The two straps hanging from the head תְּפִילִּין/Tefillin represent love and judgment – love on the right, and judgment on the left, reaching down to creation. The three windings on the middle finger of the weaker hand represent betrothal.
As you apply the תְּפִילִּין/Tefillin, the following blessings are recited:
“I betroth you to me forever. I betroth you to me in righteousness, justice, lovingkindness, and mercy. I betroth you to me in faithfulness, and you shall know the Lord” (Hosea 2:21-22).
The verses from Hosea 2:21-22 brings the picture together. The donning of the טַלִּית/tallit, the Jewish prayer shawl, and the laying of the תְּפִילִּין/Tefillin is a picture of a bride preparing: a bride in identifying attire. In Hebrew bride and betrothed is כַּלָּה/kallah, from the root כָּלַל/kalal, meaning to make perfect or complete: to put a crown upon.
In the typological picture of the תְּפִילִּין/Tefillin, the head תְּפִילִּין/Tefillin is referred to as “the crown,” or “crown of righteousness,” a type Paul references. In the straps on the arm and hand, and on the boxes we find His name, identifying to whom we belong, and upon our hand, when we say the words from Hosea 2:21-22, we find a ring. All of this together טַלִּית/tallit and תְּפִילִּין/Tefillin is the bridal attire for those betrothed to Messiah to prepare for the Marriage Feast of the Lamb.
Finally:
Just as the Passover Seder as a remembrance is a living sermon meant to engage generations and the senses, Tefillin brings the head and the heart together in prayer. How?
1. Thought and Action
2. Creed and Deed.
3. Knowledge and Compassion.
The orthodoxy of mind, right thinking in learning, is taken a step higher through orthopraxy, doing what is right as an act of worship and prayer unto the covenant Lord.

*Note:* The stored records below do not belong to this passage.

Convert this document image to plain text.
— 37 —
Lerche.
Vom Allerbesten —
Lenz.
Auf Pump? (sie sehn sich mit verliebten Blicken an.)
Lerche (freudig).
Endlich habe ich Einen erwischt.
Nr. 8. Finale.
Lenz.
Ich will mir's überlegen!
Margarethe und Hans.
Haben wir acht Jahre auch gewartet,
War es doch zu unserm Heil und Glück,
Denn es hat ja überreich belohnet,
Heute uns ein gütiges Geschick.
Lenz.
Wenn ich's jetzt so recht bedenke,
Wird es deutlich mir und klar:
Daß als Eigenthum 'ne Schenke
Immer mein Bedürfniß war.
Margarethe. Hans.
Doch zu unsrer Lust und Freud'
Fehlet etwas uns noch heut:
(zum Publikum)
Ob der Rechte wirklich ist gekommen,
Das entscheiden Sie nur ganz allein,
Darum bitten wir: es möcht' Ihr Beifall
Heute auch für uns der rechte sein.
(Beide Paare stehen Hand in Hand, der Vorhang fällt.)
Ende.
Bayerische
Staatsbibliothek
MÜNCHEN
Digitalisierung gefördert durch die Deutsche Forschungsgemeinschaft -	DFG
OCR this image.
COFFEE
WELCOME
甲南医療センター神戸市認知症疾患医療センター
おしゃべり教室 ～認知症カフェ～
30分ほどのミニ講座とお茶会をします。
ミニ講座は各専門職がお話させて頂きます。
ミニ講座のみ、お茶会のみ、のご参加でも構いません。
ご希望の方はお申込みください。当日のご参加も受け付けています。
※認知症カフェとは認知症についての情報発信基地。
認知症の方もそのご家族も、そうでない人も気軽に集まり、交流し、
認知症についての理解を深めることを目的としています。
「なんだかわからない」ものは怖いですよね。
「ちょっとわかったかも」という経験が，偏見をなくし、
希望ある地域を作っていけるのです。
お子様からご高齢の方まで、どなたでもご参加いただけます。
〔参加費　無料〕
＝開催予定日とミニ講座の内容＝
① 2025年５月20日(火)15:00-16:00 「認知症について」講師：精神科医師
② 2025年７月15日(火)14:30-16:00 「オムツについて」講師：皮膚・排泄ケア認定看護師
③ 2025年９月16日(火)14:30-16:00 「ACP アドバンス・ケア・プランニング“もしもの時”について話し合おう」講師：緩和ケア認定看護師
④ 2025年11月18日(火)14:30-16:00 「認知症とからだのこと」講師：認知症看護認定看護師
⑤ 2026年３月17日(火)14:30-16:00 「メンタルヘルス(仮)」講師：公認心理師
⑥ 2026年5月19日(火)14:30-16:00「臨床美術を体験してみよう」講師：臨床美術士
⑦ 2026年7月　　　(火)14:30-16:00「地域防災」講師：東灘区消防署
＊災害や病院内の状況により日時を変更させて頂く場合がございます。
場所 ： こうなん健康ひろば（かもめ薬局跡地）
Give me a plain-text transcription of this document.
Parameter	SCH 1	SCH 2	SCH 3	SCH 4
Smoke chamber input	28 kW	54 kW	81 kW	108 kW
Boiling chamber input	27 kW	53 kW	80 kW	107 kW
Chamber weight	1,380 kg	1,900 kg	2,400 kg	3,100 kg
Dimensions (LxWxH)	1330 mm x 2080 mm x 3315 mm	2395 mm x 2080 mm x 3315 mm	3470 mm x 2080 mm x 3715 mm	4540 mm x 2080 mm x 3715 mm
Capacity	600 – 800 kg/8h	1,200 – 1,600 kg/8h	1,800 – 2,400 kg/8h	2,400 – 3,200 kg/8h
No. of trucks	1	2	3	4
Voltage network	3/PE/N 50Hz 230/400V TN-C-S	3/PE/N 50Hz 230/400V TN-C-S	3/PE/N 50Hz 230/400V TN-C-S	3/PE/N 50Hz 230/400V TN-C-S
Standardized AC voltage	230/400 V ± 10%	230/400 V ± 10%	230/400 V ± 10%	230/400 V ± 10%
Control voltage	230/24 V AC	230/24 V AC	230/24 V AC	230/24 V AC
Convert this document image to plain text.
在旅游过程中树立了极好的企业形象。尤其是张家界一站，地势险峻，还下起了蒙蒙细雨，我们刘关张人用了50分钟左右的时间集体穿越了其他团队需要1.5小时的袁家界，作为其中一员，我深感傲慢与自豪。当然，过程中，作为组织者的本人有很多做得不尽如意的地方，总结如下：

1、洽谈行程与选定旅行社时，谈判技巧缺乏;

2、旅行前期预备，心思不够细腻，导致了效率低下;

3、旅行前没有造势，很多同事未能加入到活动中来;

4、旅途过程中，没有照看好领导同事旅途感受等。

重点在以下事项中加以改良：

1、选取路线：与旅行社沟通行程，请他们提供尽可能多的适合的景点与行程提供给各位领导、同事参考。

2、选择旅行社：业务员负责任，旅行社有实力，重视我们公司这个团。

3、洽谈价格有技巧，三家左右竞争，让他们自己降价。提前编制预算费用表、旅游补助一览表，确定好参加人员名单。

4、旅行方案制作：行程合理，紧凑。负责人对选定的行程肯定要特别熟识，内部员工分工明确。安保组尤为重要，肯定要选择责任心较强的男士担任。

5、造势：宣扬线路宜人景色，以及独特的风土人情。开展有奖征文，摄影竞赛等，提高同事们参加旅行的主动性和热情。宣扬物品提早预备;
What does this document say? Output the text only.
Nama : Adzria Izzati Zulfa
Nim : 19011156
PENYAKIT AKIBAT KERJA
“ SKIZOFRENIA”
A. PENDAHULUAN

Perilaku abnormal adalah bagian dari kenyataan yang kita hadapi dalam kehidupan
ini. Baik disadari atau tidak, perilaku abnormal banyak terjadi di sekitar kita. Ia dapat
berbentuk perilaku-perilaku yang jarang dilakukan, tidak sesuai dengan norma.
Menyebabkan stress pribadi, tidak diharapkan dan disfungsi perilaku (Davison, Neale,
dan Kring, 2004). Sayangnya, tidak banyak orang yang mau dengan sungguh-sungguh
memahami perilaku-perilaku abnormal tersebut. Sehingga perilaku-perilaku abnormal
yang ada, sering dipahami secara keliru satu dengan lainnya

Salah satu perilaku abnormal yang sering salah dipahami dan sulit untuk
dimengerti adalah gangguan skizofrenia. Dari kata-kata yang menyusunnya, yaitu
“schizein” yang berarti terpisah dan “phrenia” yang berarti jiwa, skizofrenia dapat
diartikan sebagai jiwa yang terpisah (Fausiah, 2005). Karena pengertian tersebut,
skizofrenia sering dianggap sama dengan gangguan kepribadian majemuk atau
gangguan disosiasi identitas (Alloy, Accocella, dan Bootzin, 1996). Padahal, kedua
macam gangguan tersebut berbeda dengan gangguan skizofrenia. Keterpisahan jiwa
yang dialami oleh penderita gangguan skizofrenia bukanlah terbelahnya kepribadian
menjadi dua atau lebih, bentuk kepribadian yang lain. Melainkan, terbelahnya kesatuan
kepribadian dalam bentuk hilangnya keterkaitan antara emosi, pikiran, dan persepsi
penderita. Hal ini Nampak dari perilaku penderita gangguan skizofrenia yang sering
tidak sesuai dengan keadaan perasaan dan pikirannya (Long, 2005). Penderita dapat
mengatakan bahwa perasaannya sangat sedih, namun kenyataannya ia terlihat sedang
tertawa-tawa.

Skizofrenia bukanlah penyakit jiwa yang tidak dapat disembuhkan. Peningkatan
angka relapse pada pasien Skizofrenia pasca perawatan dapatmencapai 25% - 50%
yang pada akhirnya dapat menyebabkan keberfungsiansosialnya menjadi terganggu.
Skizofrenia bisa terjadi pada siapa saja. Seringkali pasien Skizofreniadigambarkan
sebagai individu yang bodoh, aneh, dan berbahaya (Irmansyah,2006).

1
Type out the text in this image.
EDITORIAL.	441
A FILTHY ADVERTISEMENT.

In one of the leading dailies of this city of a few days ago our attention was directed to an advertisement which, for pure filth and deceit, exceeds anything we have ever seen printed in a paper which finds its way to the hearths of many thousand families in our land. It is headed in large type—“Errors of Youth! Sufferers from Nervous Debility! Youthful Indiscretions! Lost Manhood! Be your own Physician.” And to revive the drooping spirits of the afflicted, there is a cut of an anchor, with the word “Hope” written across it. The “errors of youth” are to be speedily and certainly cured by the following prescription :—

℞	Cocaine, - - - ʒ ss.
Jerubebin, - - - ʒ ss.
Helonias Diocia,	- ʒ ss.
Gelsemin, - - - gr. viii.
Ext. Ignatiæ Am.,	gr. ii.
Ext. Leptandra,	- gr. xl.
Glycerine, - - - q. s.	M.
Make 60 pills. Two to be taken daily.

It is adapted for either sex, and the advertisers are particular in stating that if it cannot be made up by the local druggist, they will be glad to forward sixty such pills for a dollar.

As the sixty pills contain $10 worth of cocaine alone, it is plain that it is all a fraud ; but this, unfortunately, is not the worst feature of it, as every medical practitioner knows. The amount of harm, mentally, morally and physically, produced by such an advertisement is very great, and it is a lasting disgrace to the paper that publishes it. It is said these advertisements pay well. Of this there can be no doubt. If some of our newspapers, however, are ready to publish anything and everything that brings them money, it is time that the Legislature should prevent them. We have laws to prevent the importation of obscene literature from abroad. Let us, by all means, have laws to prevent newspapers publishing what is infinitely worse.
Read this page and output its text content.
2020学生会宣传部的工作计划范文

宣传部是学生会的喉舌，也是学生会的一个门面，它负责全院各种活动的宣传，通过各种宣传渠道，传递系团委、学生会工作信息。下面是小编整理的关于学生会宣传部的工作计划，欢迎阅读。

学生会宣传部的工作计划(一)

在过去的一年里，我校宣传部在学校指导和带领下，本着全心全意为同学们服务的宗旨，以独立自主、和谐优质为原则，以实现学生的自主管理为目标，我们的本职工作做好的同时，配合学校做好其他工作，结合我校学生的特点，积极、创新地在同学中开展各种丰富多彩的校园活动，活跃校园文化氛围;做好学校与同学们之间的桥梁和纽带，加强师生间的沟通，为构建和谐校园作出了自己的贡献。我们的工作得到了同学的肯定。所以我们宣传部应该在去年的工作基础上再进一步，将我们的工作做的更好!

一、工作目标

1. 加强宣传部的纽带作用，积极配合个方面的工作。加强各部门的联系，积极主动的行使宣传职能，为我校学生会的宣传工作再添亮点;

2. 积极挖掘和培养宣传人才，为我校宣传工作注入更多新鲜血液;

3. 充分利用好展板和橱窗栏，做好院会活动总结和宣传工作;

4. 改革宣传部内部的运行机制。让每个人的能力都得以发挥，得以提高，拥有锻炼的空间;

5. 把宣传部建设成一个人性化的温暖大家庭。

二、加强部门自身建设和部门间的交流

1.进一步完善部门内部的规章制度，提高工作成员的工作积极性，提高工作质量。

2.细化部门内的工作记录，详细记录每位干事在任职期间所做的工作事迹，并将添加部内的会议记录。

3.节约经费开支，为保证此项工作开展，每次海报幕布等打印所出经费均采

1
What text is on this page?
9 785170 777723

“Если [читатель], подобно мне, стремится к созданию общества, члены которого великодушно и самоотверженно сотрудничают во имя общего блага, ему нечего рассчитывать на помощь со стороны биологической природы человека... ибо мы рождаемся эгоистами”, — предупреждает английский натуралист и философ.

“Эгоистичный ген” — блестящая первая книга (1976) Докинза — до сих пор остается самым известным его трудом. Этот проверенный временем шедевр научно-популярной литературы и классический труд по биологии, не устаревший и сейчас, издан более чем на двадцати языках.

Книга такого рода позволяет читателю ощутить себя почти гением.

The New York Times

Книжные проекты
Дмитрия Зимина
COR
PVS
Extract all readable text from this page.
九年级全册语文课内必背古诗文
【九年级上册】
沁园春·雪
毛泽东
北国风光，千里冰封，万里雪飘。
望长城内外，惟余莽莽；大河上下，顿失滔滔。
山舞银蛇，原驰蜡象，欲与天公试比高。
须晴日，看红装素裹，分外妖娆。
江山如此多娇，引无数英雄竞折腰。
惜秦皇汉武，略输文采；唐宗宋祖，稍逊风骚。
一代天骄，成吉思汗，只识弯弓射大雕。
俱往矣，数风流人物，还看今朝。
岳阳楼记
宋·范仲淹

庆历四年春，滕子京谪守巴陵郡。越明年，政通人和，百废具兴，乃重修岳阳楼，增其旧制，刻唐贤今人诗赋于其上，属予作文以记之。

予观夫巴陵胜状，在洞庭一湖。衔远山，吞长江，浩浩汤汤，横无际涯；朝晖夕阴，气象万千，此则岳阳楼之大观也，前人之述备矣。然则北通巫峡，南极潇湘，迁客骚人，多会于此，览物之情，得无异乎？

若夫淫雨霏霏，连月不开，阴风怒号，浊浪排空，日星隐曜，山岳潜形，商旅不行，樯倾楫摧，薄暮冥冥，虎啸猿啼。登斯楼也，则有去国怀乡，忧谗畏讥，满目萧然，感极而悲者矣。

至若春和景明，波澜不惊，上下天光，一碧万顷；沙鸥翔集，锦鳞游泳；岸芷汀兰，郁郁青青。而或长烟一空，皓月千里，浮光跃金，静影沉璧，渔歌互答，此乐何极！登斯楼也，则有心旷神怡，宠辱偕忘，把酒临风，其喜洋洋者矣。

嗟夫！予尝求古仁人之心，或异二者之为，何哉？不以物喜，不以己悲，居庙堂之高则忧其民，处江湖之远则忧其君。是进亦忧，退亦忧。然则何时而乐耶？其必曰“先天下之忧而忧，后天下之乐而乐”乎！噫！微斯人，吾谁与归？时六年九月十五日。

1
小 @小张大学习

Messiah Yeshua/Jesus teaches us: “Everyone then who hears these words of mine and does them will be like a wise man who built his house on the rock. And the rain fell, and the floods came, and the winds blew and beat on that house, but it did not fall, because it had been founded on the rock” (Matt. 7:24-25).
To hear and do the Word of Messiah, the forever settled Word of God, makes us, His disciples, a ṭoṭafot, something immovable in Him. Adorned in the garments of betrothal, no matter the plague or storm in life, we stand firmly established.
Underlying the faith life is the remembrance of deliverance as family gathering and bodily adornment. Now that we are free, how then shall we live?